The rare public look provided last week by market researchers at Gartner into vendor-by-vendor CRM revenues is raising some critical attention.
In a blog post Monday, Constellation Research Principal Analyst and CEO R "Ray" Wang argues the figures, especially Microsoft's $1 billion in 2012 CRM revenues, "do not meet the general sniff test."
For the record, Wang notes that he thinks the revenue figures for Oracle and SAP are inflated, too, although he agrees with the headline of Gartner's research -- that Salesforce.com claimed the top CRM spot from SAP in the last year.
With experience both as an analyst and as head of CRM analyst relations for PeopleSoft back in the mid-2000s, Wang acknowledges that it "is hard work" divining revenues from software vendors, who would just as soon hide their sales or lead analysts to more positive conclusions than reality warrants.
Nonetheless, Wang zeroes in on Microsoft's past public statements about overall Dynamics revenues, including both ERP and CRM. From that basis, he argues for Constellation Research's estimate that overall Microsoft Dynamics revenues totaled between $1.5 billion and $1.6 billion in 2012. CRM would have had to grow exponentially and ERP would have had to crater, Wang contends, for Microsoft Dynamics CRM to hit $1 billion on its own.

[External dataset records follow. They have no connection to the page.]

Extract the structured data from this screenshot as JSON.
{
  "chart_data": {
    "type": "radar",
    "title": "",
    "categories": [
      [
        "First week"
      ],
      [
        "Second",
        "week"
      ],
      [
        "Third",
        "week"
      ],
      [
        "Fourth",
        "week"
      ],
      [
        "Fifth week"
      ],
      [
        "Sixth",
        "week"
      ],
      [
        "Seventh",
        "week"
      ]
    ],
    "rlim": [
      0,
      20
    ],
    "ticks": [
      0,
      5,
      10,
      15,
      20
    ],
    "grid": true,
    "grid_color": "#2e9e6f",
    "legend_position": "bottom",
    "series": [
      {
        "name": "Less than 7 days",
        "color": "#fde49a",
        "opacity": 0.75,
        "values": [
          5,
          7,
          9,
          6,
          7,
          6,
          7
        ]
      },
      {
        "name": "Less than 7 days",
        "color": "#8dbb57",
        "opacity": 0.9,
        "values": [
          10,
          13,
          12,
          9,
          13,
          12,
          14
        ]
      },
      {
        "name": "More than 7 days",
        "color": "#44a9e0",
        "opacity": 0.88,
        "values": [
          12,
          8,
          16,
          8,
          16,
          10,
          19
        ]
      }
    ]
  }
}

For what it's worth, Microsoft has been quiet about the alleged milestone, as well. There are no mentions of $1 billion in CRM revenue in the Dynamics newsroom or in Microsoft's section on analyst coverage or in the official Dynamics blog. That could mean Microsoft is throwing a wet blanket on the numbers or simply that the software giant doesn't want to call attention to a fourth-place finish.